The city of Brussels, plagued by high rates of youth unemployment, is home to nearly forty street gangs, and the number of young people drawn into the city's gang culture increases each year. It's in this criminal milieu that directing duo Adil El Arbi and Bilall Fallah set Black, a pulse-pounding contemporary take on a Shakespearean tragedy.
Worlds collide when Mavela (Martha Canga Antonio), a teenage girl with ties to Brussels' Black Bronx gang, meets Marwan (Aboubakr Bensaihi), a member of a rival Moroccan gang, at a police station. Keenly aware of the consequences of getting involved with someone from another gang, they at first resist their attraction to one another, but they can only resist for so long. Just when they've started to imagine a different life for themselves, a terrifying incident reminds Mavela where she belongs — and, more precisely, to whom. In order to break free, Mavela and Marwan will have to betray the very loyalties on which their gangs are founded. And they know what lies ahead for them if they don't.
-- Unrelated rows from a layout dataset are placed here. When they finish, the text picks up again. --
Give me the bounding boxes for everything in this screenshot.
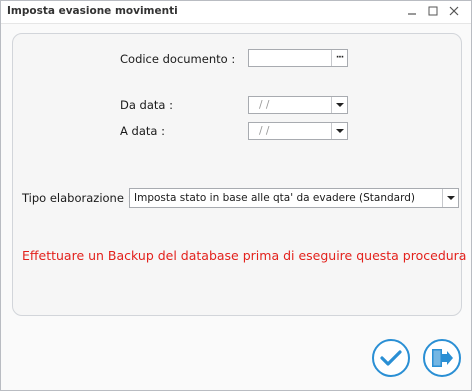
window-title: Imposta evasione movimenti <box>7 5 178 17</box>
chevron-down-icon <box>335 129 344 133</box>
da-data-dropdown-button[interactable] <box>331 97 347 113</box>
maximize-icon <box>428 6 438 16</box>
form-panel <box>12 33 462 316</box>
title-bar: Imposta evasione movimenti <box>1 1 471 24</box>
chevron-down-icon <box>446 196 455 200</box>
a-data-dropdown-button[interactable] <box>331 123 347 139</box>
minimize-button[interactable] <box>403 2 421 20</box>
a-data-date-picker[interactable]: / / <box>248 122 348 140</box>
da-data-label: Da data : <box>120 98 173 112</box>
codice-documento-input[interactable]: ··· <box>248 49 348 67</box>
a-data-value: / / <box>259 125 270 137</box>
minimize-icon <box>408 13 416 15</box>
tipo-elaborazione-label: Tipo elaborazione : <box>22 191 132 205</box>
da-data-value: / / <box>259 99 270 111</box>
ellipsis-icon: ··· <box>335 53 344 63</box>
exit-button[interactable] <box>423 339 461 377</box>
da-data-date-picker[interactable]: / / <box>248 96 348 114</box>
tipo-elaborazione-dropdown-button[interactable] <box>442 189 458 207</box>
tipo-elaborazione-value: Imposta stato in base alle qta' da evade… <box>134 192 415 204</box>
tipo-elaborazione-select[interactable]: Imposta stato in base alle qta' da evade… <box>129 188 459 208</box>
maximize-button[interactable] <box>424 2 442 20</box>
close-button[interactable] <box>445 2 463 20</box>
checkmark-icon <box>380 350 402 366</box>
a-data-label: A data : <box>120 124 165 138</box>
chevron-down-icon <box>335 103 344 107</box>
exit-door-icon <box>432 349 453 367</box>
dialog-window: Imposta evasione movimenti Codice docume… <box>0 0 472 391</box>
backup-warning-text: Effettuare un Backup del database prima … <box>22 248 467 263</box>
browse-button[interactable]: ··· <box>331 50 347 66</box>
close-icon <box>449 6 459 16</box>
codice-documento-label: Codice documento : <box>120 52 236 66</box>
confirm-button[interactable] <box>372 339 410 377</box>
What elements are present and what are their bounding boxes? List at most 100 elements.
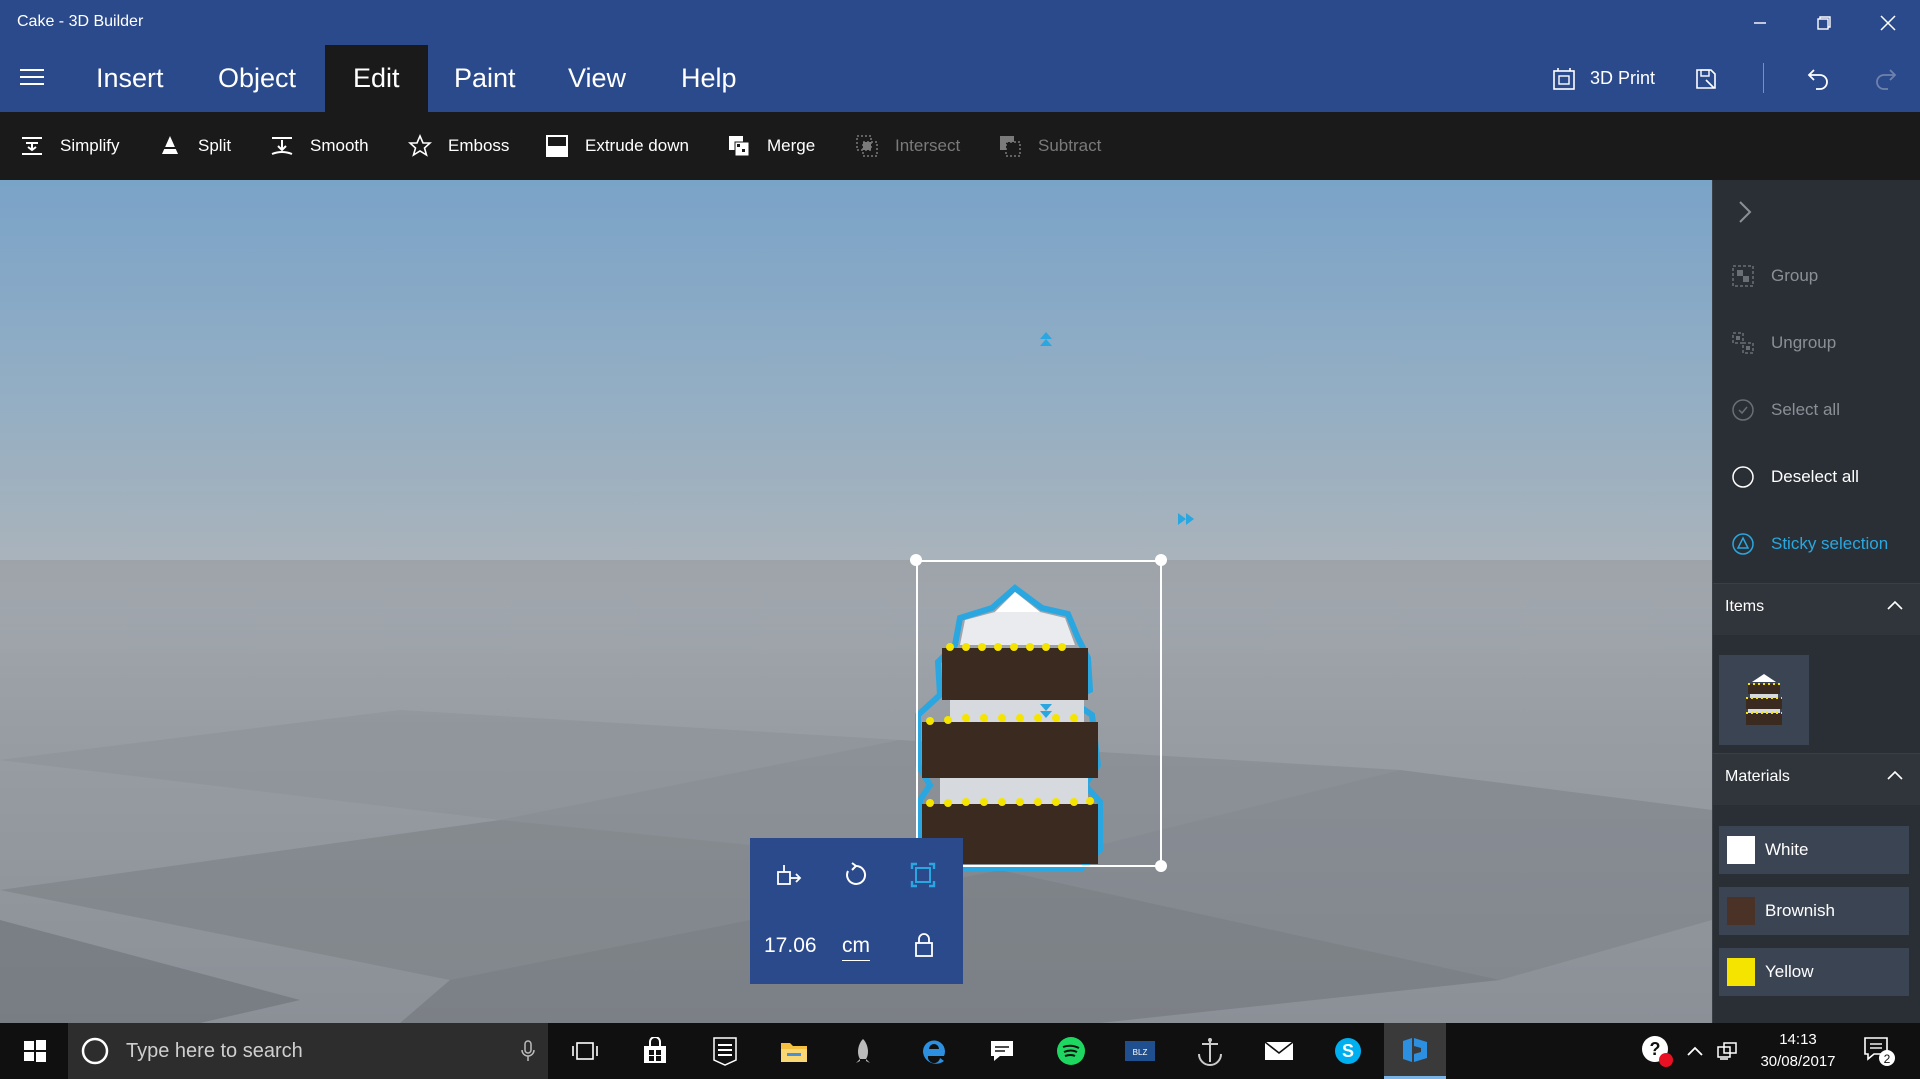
simplify-icon — [22, 137, 42, 155]
taskbar-file-explorer[interactable] — [763, 1023, 825, 1079]
svg-text:S: S — [1342, 1041, 1354, 1061]
group-icon — [1732, 265, 1754, 287]
taskbar: Type here to search BLZ S ? 14:13 30/08/… — [0, 1023, 1920, 1079]
clock-time: 14:13 — [1779, 1031, 1817, 1048]
network-tray-icon[interactable] — [1716, 1023, 1738, 1079]
resize-handle-top-left[interactable] — [910, 554, 922, 566]
taskbar-world-of-warships[interactable] — [1179, 1023, 1241, 1079]
scale-tool-icon[interactable] — [910, 862, 936, 888]
merge-label: Merge — [767, 136, 816, 155]
close-button[interactable] — [1856, 0, 1920, 45]
taskbar-skype[interactable]: S — [1317, 1023, 1379, 1079]
move-down-arrow-icon[interactable] — [1038, 700, 1054, 720]
taskbar-blizzard[interactable]: BLZ — [1109, 1023, 1171, 1079]
help-tray-icon[interactable]: ? — [1640, 1023, 1674, 1079]
material-swatch — [1727, 958, 1755, 986]
search-placeholder: Type here to search — [126, 1039, 303, 1062]
microphone-icon[interactable] — [520, 1039, 536, 1063]
move-right-arrow-icon[interactable] — [1176, 512, 1198, 526]
items-section-header[interactable]: Items — [1713, 583, 1920, 635]
split-button[interactable]: Split — [158, 112, 231, 180]
smooth-label: Smooth — [310, 136, 369, 155]
subtract-button[interactable]: Subtract — [998, 112, 1101, 180]
minimize-icon — [1754, 21, 1766, 24]
start-button[interactable] — [4, 1023, 66, 1079]
tab-help[interactable]: Help — [653, 45, 765, 112]
simplify-label: Simplify — [60, 136, 120, 155]
material-brownish[interactable]: Brownish — [1719, 887, 1909, 935]
materials-section-header[interactable]: Materials — [1713, 753, 1920, 805]
emboss-button[interactable]: Emboss — [408, 112, 509, 180]
save-button[interactable] — [1694, 45, 1718, 112]
minimize-button[interactable] — [1728, 0, 1792, 45]
svg-text:?: ? — [1650, 1039, 1661, 1059]
tab-view[interactable]: View — [540, 45, 654, 112]
size-value[interactable]: 17.06 — [764, 934, 817, 958]
split-label: Split — [198, 136, 232, 155]
tab-edit[interactable]: Edit — [325, 45, 428, 112]
action-center-button[interactable]: 2 — [1862, 1023, 1896, 1079]
mail-icon — [1264, 1041, 1294, 1060]
taskbar-3d-builder[interactable] — [1384, 1023, 1446, 1079]
ungroup-icon — [1732, 332, 1754, 354]
redo-icon — [1876, 68, 1897, 90]
deselect-all-button[interactable]: Deselect all — [1731, 462, 1859, 492]
sticky-selection-toggle[interactable]: Sticky selection — [1731, 529, 1888, 559]
item-thumbnail-cake[interactable] — [1719, 655, 1809, 745]
taskbar-edge[interactable] — [902, 1023, 964, 1079]
materials-title: Materials — [1725, 768, 1790, 785]
show-hidden-icons-button[interactable] — [1686, 1023, 1704, 1079]
merge-icon — [729, 136, 750, 157]
intersect-button[interactable]: Intersect — [855, 112, 960, 180]
3d-viewport[interactable]: 17.06 cm — [0, 180, 1712, 1023]
taskbar-store[interactable] — [624, 1023, 686, 1079]
taskbar-epic-games[interactable] — [694, 1023, 756, 1079]
skype-icon: S — [1335, 1038, 1361, 1064]
smooth-button[interactable]: Smooth — [270, 112, 369, 180]
undo-button[interactable] — [1806, 45, 1830, 112]
taskbar-mail[interactable] — [1248, 1023, 1310, 1079]
3d-print-button[interactable]: 3D Print — [1552, 45, 1655, 112]
extrude-down-button[interactable]: Extrude down — [545, 112, 689, 180]
material-yellow[interactable]: Yellow — [1719, 948, 1909, 996]
move-tool-icon[interactable] — [776, 862, 802, 888]
network-icon — [1717, 1042, 1737, 1060]
tab-insert[interactable]: Insert — [68, 45, 192, 112]
material-white[interactable]: White — [1719, 826, 1909, 874]
taskbar-clock[interactable]: 14:13 30/08/2017 — [1748, 1029, 1848, 1073]
simplify-button[interactable]: Simplify — [20, 112, 120, 180]
task-view-icon — [572, 1042, 598, 1060]
taskbar-spotify[interactable] — [1040, 1023, 1102, 1079]
move-up-arrow-icon[interactable] — [1038, 330, 1054, 350]
restore-button[interactable] — [1792, 0, 1856, 45]
rotate-tool-icon[interactable] — [843, 862, 869, 888]
sticky-selection-icon — [1732, 533, 1754, 555]
smooth-icon — [271, 137, 293, 155]
taskbar-rocket-app[interactable] — [832, 1023, 894, 1079]
star-icon — [408, 134, 432, 157]
group-button[interactable]: Group — [1731, 261, 1818, 291]
resize-handle-top-right[interactable] — [1155, 554, 1167, 566]
chevron-up-icon — [1887, 770, 1903, 780]
merge-button[interactable]: Merge — [727, 112, 815, 180]
ungroup-button[interactable]: Ungroup — [1731, 328, 1836, 358]
extrude-down-label: Extrude down — [585, 136, 689, 155]
unit-selector[interactable]: cm — [842, 934, 870, 961]
redo-button[interactable] — [1874, 45, 1898, 112]
taskbar-messaging[interactable] — [971, 1023, 1033, 1079]
select-all-button[interactable]: Select all — [1731, 395, 1840, 425]
taskbar-search-box[interactable]: Type here to search — [68, 1023, 548, 1079]
hamburger-menu-icon[interactable] — [20, 69, 44, 87]
resize-handle-bottom-right[interactable] — [1155, 860, 1167, 872]
title-bar: Cake - 3D Builder — [0, 0, 1920, 45]
edge-icon — [922, 1040, 945, 1064]
transform-panel: 17.06 cm — [750, 838, 963, 984]
tab-object[interactable]: Object — [190, 45, 324, 112]
3d-builder-icon — [1403, 1037, 1427, 1062]
lock-icon[interactable] — [914, 932, 934, 958]
task-view-button[interactable] — [554, 1023, 616, 1079]
cortana-icon — [81, 1037, 109, 1065]
collapse-panel-chevron-icon[interactable] — [1737, 200, 1753, 224]
close-icon — [1880, 14, 1896, 31]
tab-paint[interactable]: Paint — [426, 45, 544, 112]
El Arbi and Fallah's film moves forward at an electrifying pace, with furious energy and a gritty realism reminiscent of epic gangster films like City of God and Goodfellas. Ricocheting from moments of extreme tenderness to scenes of extreme violence, and enhanced by the raw performances of its young leads, Black is a full-on, no-holds-barred experience that will resonate long after you've left the cinema.